Com vocês, senhoras e senhores, a Orquestra Filarmônica de Cruzeta!
Depois do aquecimento, eles passeiam por algumas das obras mais conhecidas da música brasileira, dos autênticos forrós de Luiz Gonzaga (1912-1989) aos sucessos do pop rock atual. É um repertório extremamente dançante, mas executado com o rigor e a técnica que convêm a uma orquestra.
Volta e meia, o maestro Humberto Carlos Dantas, mais conhecido como Bembém, para tudo, dá bronca, corrige, orienta. À frente do grupo desde 1988, quando tinha apenas 19 anos, o regente autodidata igualmente elogia.
Também se preocupa com o futuro dos pequenos artistas (a menor tem 7 anos), todos vindos da zona rural, numa região pobre, em que crack e outras drogas já viraram ameaça.
“Quando eu era mais jovem, músico era considerado malandro. As pessoas convidavam meus colegas para tocar nas festas e achavam que eles faziam isso de graça, só pela cerveja. Nunca aceitem essa condição”, aconselha. “Sei que vocês conseguirão ser profissionais de ponta, na música ou em qualquer área.”
Ele não exagera. Já na terceira geração de integrantes, o grupo – fundado há 27 anos – formou 50 artistas que hoje estão tocando em bandas profissionais, ensinando nas universidades do estado ou regendo orquestras em outras cidades potiguares.
“Meu irmão mais velho, por exemplo, está se formando e já é considerado um dos melhores músicos do estado. Sempre o vi participando dos ensaios e quis seguir o caminho dele”, lembra a clarinetista Aline Trajano, 11 anos, na banda há quatro.

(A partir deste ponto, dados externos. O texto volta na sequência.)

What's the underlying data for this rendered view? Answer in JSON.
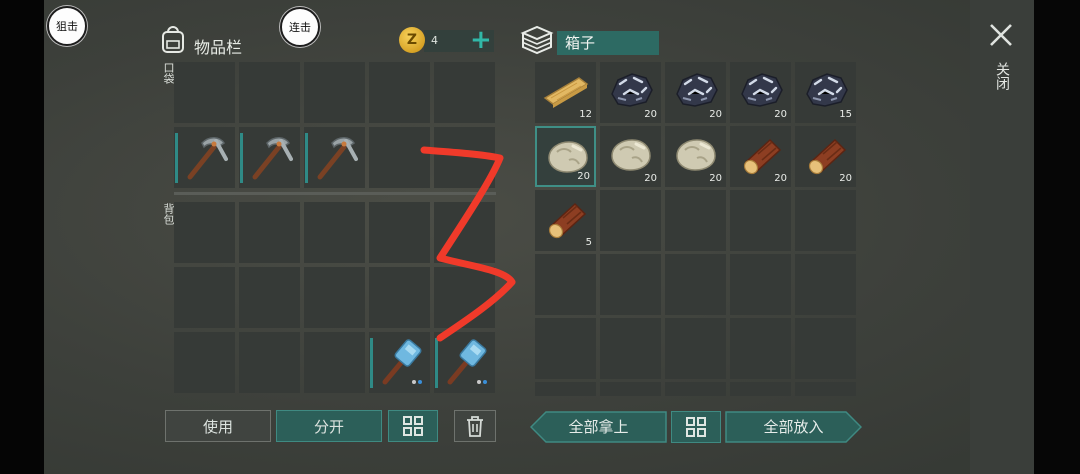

Mais do que isso, o grupo mostra que a música pode dar sustento a quem vive dela. “Hoje movimentamos R$ 2 milhões por ano entre cachês de apresentações e salários dos músicos que são nossos ex-alunos. Investir em música é gerar renda e desenvolvimento”, analisa o maestro.
A banda foi uma das beneficiadas por um projeto – executado entre 2002 e 2010 – que apoiou orquestras filarmônicas em 43 cidades de todo o estado. Por meio da iniciativa, foi possível financiar instrumentos musicais e aulas para os participantes dessas aulas.
“Essa foi uma demanda surgida entre as próprias comunidades do sertão”, lembra Fátima Amazonas, gerente do projeto no Banco Mundial. “Para a população jovem, as bandas trouxeram não só a possibilidade de geração de renda, mas também desenvolvimento educacional e cultural”, completa.